One of her favorite partner workout moves involves couples both getting into squat position. “You’re holding hands so you’re leaning back but balancing each other out,” she says. “It requires companionship, and you have to connect to find the balance.”
Slowing Down Is a Good Thing
“This time right now is a great time for discovery and to learn [about yourself],” says Burke. For those who aren’t able to do tougher workouts, even spending 10 to 15 minutes a day doing gentle yoga or stretching can help “move your body into a new space,” she adds.
Burke also suggests keeping your equipment out so its easily accessible. “I’ve got yoga mats set up in my living room, and I’ll do ab contests and push-ups with my kids,” she says.

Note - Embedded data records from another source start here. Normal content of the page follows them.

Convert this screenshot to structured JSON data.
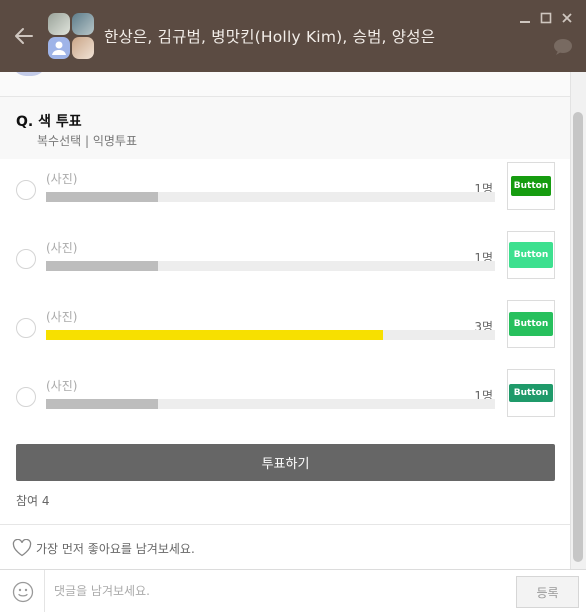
{
  "titlebar": {
    "title": "한상은, 김규범, 병맛킨(Holly Kim), 승범, 양성은",
    "bg_color": "#5b4b42"
  },
  "poll": {
    "question": "Q. 색 투표",
    "meta": "복수선택 | 익명투표",
    "options": [
      {
        "label": "(사진)",
        "count": "1명",
        "fraction": 0.25,
        "bar_color": "#bdbdbd",
        "thumb_text": "Button",
        "thumb_color": "#169c10"
      },
      {
        "label": "(사진)",
        "count": "1명",
        "fraction": 0.25,
        "bar_color": "#bdbdbd",
        "thumb_text": "Button",
        "thumb_color": "#3de08f"
      },
      {
        "label": "(사진)",
        "count": "3명",
        "fraction": 0.75,
        "bar_color": "#f7e000",
        "thumb_text": "Button",
        "thumb_color": "#27c05d"
      },
      {
        "label": "(사진)",
        "count": "1명",
        "fraction": 0.25,
        "bar_color": "#bdbdbd",
        "thumb_text": "Button",
        "thumb_color": "#1f9a6a"
      }
    ],
    "vote_button": "투표하기",
    "participants": "참여 4"
  },
  "like_prompt": "가장 먼저 좋아요를 남겨보세요.",
  "comment": {
    "placeholder": "댓글을 남겨보세요.",
    "value": "",
    "submit": "등록"
  }
}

Stay Committed — and Don’t Be Afraid of Some Healthy Competition
“Hold each other accountable and make a physical commitment to each other. I’ve never spent seven days and had three meals a day with my boyfriend before,” says Burke, who suggests setting alarms and writing down workout schedules in advance. “Working out at home with a partner — whether it’s my man or my kids — we push each other. It’s easy to get lazy at home, but we know the more we work out, the more we want to work out.”
Couples can also encourage each other with a little healthy competition. “Do an ab challenge, or try to do 100 reps in the next week. Those kinds of things are super fun,” says Burke. “Sometimes Scott will run a mile up ahead of me and we’ll meet on the downside of the hill and walk together. It’s more about togetherness and commitment to take care of your body and to reset yourself with a good sweat.”